By the time ‘Beat’ Takeshi Kitano arrived on the set of Kinji Fukasaku’s “Violent Cop” at the end of the 1980s, one could argue the fame of the two men was equally matched. Even though Fukasaku had gained his reputation through his influential body of work, most notably the “Battles Without Honor and Humanity”-series, Kitano was a well-known figure in his home country. Starting his career as a small time comedian, together with his colleague Kaneko Kiyoshi (‘Beat’ Kiyoshi), he had become one of the ruling figures of Japanese TV with nearly seven appearances in shows during each week. In between, he had also found the time to act in several movies, most significantly his appearance as Sgt. Gengo Hara in Nagisa Ôshima’s “Merry Christmas Mr. Lawrence” (1983).

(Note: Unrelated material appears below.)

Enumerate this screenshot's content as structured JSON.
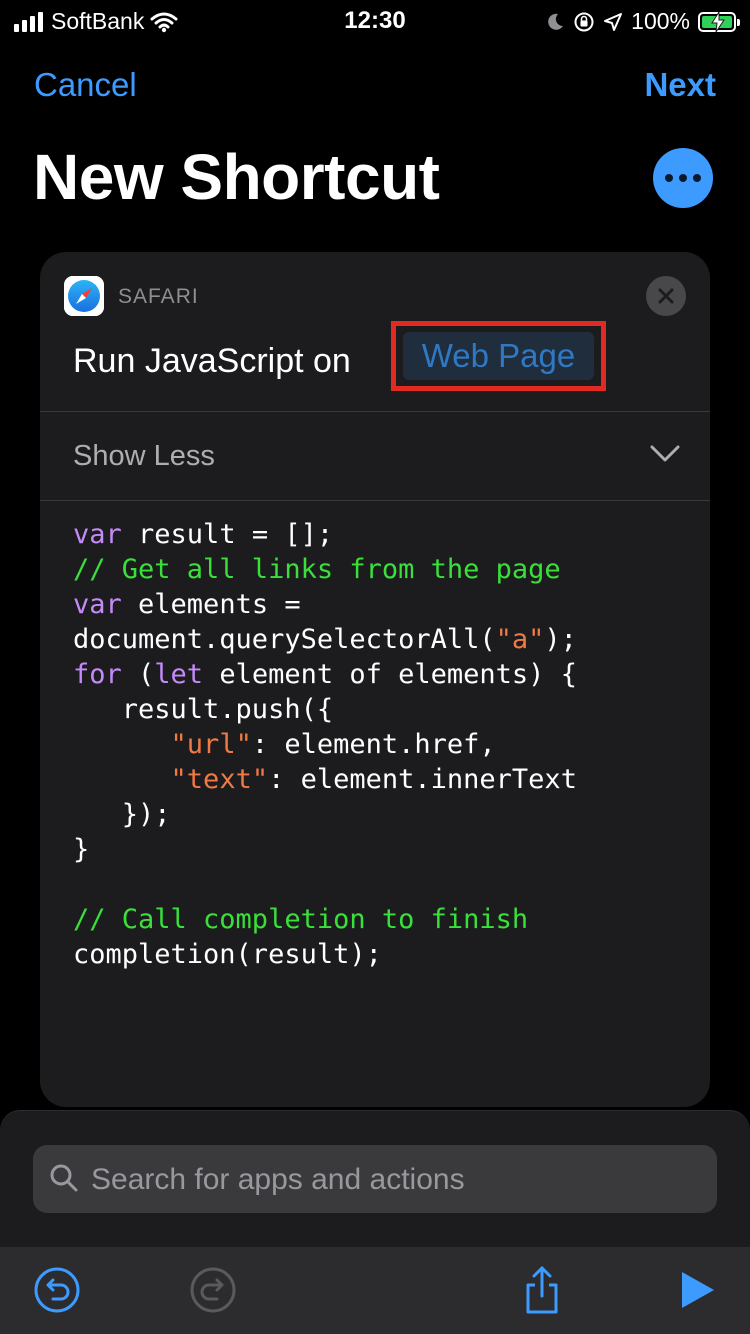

Ultimately, what started out as a project which would fit the comedian ‘Beat’ Takeshi, transformed into something completely different altogether. Since the shooting schedule clashed with Kitano’s TV shows, he insisted on changing the overall shooting process, for example, by demanding on one rehearsal and one take for each scene. When Fukasaku found it impossible to work under these conditions, producer Toshio Nabeshima allegedly posed the ironic question to Kitano whether he wanted to take over for Fukasaku. According to Kitano’s own account he responded: “Sure? How hard can it be?”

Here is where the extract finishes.